Alors que la justice congolaise s’est saisie avec une célérité remarquable du dossier concernant l’artiste Rebo Tchulo, une question essentielle brûle les lèvres des citoyens : pourquoi tant d’empressement pour certains dossiers médiatiques, alors que d’immenses affaires de corruption, de détournements de fonds et de criminalité économique croupissent dans les tiroirs des parquets ? Si l’acte imputé à l’artiste reste condammable en vertu de la loi, la sélectivité de la rigueur judiciaire renforce le sentiment d’une justice à deux vitesses, prompte à frapper le citoyen ou la célébrité sans couverture politique, mais singulièrement hésitante face aux « gros poissons ».

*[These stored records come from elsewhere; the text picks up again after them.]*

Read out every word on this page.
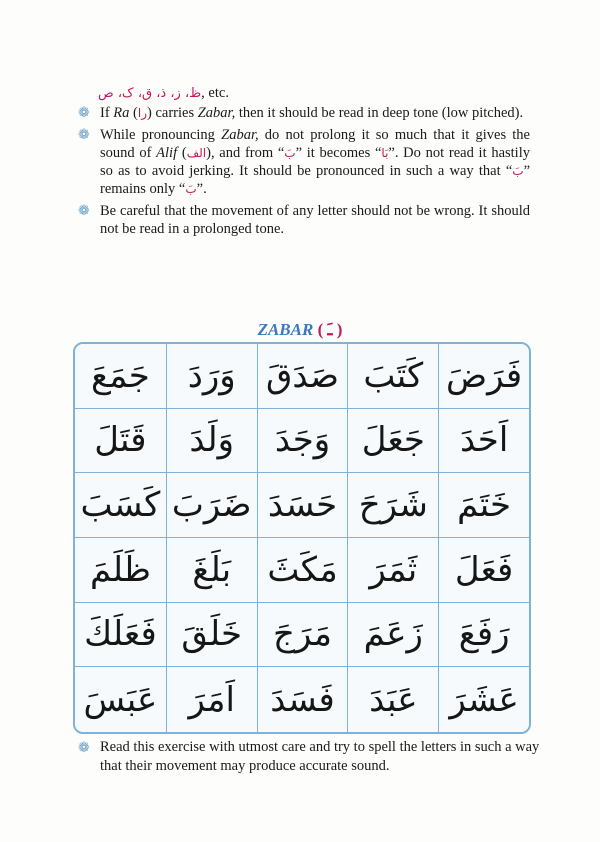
ظ، ز، ذ، ق، ک، ص, etc.
❁ If Ra (را) carries Zabar, then it should be read in deep tone (low pitched).
❁ While pronouncing Zabar, do not prolong it so much that it gives the sound of Alif (الف), and from “بَ” it becomes “بَا”. Do not read it hastily so as to avoid jerking. It should be pronounced in such a way that “بَ” remains only “بَ”.
❁ Be careful that the movement of any letter should not be wrong. It should not be read in a prolonged tone.
ZABAR ( ـَ )
فَرَضَ
كَتَبَ
صَدَقَ
وَرَدَ
جَمَعَ
اَحَدَ
جَعَلَ
وَجَدَ
وَلَدَ
قَتَلَ
خَتَمَ
شَرَحَ
حَسَدَ
ضَرَبَ
كَسَبَ
فَعَلَ
ثَمَرَ
مَكَثَ
بَلَغَ
ظَلَمَ
رَفَعَ
زَعَمَ
مَرَجَ
خَلَقَ
فَعَلَكَ
عَشَرَ
عَبَدَ
فَسَدَ
اَمَرَ
عَبَسَ
❁ Read this exercise with utmost care and try to spell the letters in such a way that their movement may produce accurate sound.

L’appareil judiciaire est le socle sur lequel repose la confiance entre un peuple et ses institutions. Pourtant, le traitement de l’affaire Rebo Tchulo offre un contraste saisissant avec la lenteur institutionnelle observée dans des dossiers à fort impact national. D’un côté, la machine judiciaire déploie une efficacité redoutable : autosaisine rapide, convocations sous pli urgent et fermeté affichée. Nul ne remet en question la nécessité de faire respecter l’ordre public et la légalité, car nul n’est censé être au-dessus des lois. Cependant, c’est l’asymétrie de cet empressement qui interroge et indigne.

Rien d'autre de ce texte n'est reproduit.